Stephanie Garcia likes to play dirty.
"Growing up, my brother and I were always outside," the 33-year-old science teacher from Tampa said. "I don't have a problem with mud."
Garcia, who started exercising to lose weight, is one of the more than 1,000 women who paid $100 and signed up for today's Dirty Girl Mud Run in Dade City.
"It is going to be 3.1 miles of fabulously filthy fun," said Garcia who has enlisted a gang of girlfriends to run the obstacle course with her. "You can't be scared. You just have to go for it."
What separates the Dirty Girl races, and the Pretty Muddy held in Tampa in December, from other obstacle runs is that they are women-only events.
"It is part of a national trend, not just with obstacles races and mud runs but with half-marathons as well," said Pete Williams, a Safety Harbor author who writes about endurance and adventure sports.
"Women love the camaraderie these events offer," said Williams, who just released a book, Obstacle Fit. "A big part of the appeal is that they can do these events together."
Garcia, who weighed 400 pounds when she began her fitness regimen three years ago, was a little scared when she did her first mud run two months ago.
"I didn't know if I could make it over the obstacles," said Garcia, who has shed 120 pounds since she began working out. "But this event is not timed, and any obstacle that participants don't feel comfortable completing, they can take a detour and skip it."
Event organizers said many women feel more comfortable running, jumping and climbing with only other women rather than in a group that includes men.
"There is absolutely no judgment," Garcia said. "It's all about having a great time and feeling that awesome sense of accomplishment. It's all about girl power."
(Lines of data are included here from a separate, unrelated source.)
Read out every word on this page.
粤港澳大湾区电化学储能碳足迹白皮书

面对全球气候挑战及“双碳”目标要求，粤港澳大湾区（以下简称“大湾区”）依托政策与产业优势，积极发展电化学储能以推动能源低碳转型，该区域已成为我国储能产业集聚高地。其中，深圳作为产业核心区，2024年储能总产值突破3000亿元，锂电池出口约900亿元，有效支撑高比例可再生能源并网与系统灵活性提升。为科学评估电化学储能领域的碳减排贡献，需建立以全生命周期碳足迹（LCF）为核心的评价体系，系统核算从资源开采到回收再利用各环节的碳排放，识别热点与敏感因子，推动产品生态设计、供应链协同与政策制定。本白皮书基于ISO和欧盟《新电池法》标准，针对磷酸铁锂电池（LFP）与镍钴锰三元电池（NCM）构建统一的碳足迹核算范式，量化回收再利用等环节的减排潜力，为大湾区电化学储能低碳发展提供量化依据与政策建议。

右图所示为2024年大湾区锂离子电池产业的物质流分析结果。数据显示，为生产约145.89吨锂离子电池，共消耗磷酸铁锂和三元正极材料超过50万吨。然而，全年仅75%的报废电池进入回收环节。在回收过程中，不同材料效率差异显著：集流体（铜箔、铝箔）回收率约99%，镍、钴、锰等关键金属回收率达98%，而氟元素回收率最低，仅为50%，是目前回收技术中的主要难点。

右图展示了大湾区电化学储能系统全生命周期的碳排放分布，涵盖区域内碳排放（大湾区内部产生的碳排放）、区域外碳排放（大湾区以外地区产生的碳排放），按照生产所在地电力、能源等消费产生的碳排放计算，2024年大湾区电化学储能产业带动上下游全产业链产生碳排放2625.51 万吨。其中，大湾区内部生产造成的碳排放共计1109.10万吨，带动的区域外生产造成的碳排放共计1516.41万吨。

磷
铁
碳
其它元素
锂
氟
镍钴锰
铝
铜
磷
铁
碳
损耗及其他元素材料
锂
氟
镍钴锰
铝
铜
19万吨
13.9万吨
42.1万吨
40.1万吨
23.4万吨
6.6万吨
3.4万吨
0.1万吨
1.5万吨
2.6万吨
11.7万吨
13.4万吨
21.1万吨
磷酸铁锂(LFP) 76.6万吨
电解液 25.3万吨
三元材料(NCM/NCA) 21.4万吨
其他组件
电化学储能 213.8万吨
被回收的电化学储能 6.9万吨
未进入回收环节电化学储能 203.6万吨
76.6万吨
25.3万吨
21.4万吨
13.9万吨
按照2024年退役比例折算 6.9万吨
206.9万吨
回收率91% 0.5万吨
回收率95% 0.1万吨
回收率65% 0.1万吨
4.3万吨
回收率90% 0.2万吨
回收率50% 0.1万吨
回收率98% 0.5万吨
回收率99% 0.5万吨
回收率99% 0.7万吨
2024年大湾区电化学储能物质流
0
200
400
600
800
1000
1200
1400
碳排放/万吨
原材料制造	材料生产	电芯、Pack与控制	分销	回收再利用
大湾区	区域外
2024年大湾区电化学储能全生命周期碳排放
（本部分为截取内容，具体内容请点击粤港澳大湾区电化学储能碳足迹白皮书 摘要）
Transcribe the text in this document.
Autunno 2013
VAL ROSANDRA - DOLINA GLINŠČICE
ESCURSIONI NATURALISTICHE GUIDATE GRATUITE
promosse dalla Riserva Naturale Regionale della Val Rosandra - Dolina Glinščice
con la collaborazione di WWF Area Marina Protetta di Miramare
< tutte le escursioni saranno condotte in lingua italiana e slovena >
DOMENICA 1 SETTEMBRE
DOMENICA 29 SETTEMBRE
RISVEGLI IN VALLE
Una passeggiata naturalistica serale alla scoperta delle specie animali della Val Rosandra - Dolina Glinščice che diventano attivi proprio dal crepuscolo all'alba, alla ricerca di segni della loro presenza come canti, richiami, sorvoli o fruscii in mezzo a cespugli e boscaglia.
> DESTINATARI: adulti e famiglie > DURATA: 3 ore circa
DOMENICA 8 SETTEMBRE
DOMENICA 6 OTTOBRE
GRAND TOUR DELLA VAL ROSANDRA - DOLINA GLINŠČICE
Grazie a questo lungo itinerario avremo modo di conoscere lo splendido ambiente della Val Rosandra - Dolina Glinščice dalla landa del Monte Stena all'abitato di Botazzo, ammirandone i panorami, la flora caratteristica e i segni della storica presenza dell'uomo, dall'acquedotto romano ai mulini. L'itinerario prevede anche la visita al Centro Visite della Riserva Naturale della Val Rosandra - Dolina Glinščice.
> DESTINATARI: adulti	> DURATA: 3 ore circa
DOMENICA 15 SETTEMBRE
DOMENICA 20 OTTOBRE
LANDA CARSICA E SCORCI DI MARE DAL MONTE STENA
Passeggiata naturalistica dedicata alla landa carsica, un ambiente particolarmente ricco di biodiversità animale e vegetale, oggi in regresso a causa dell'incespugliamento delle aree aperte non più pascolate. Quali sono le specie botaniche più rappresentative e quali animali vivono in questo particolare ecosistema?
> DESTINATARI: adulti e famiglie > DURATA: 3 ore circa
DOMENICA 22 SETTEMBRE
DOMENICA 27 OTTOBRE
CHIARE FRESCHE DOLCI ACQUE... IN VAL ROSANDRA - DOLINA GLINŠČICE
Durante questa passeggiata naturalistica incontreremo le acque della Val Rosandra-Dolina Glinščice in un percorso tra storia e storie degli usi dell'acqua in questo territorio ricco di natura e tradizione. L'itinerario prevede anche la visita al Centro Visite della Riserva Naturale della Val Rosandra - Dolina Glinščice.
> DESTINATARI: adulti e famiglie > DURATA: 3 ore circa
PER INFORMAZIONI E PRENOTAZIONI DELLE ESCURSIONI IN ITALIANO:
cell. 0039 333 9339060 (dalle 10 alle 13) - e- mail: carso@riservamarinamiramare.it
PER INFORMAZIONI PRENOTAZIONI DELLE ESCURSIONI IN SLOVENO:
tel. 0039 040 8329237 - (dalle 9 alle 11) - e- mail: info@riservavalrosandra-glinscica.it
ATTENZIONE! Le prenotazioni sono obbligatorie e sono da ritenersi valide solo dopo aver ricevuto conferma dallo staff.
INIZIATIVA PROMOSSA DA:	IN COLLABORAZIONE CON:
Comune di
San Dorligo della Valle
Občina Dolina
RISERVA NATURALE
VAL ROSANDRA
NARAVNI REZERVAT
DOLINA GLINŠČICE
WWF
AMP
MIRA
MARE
Andrea Neukom, marketing director for the Dirty Girl, said the event is designed to help women get outside their comfort zones. "Nobody is pushing you. … Go as far as you can go," she said. "A lot of our participants have never even done a 5K before, so when they finish this, they really feel like they have done something."
The Dirty Girl series has proved popular. The 2013 schedule contains 60 races. That's up from 25 in 2012.
"This is no Warrior Dash or Tough Mudder," Neukom said, referring to other series of obstacle-course races. "I think the only similarity is that there is mud involved."
The Dirty Girl series kicked off its 2013 season last week in San Diego. This weekend's race is the first time the tour has come to Florida.
Garcia said she is running today for her mother, Judy, who had breast cancer and died in April. Dirty Girl recently partnered with the National Breast Cancer Foundation. Entries are free to breast cancer survivors, and participants are given the option of raising money for research.
"I know if my mom was still here, she would be running right there beside me," Garcia said. "But my teammates and I will be thinking of her every step of the way."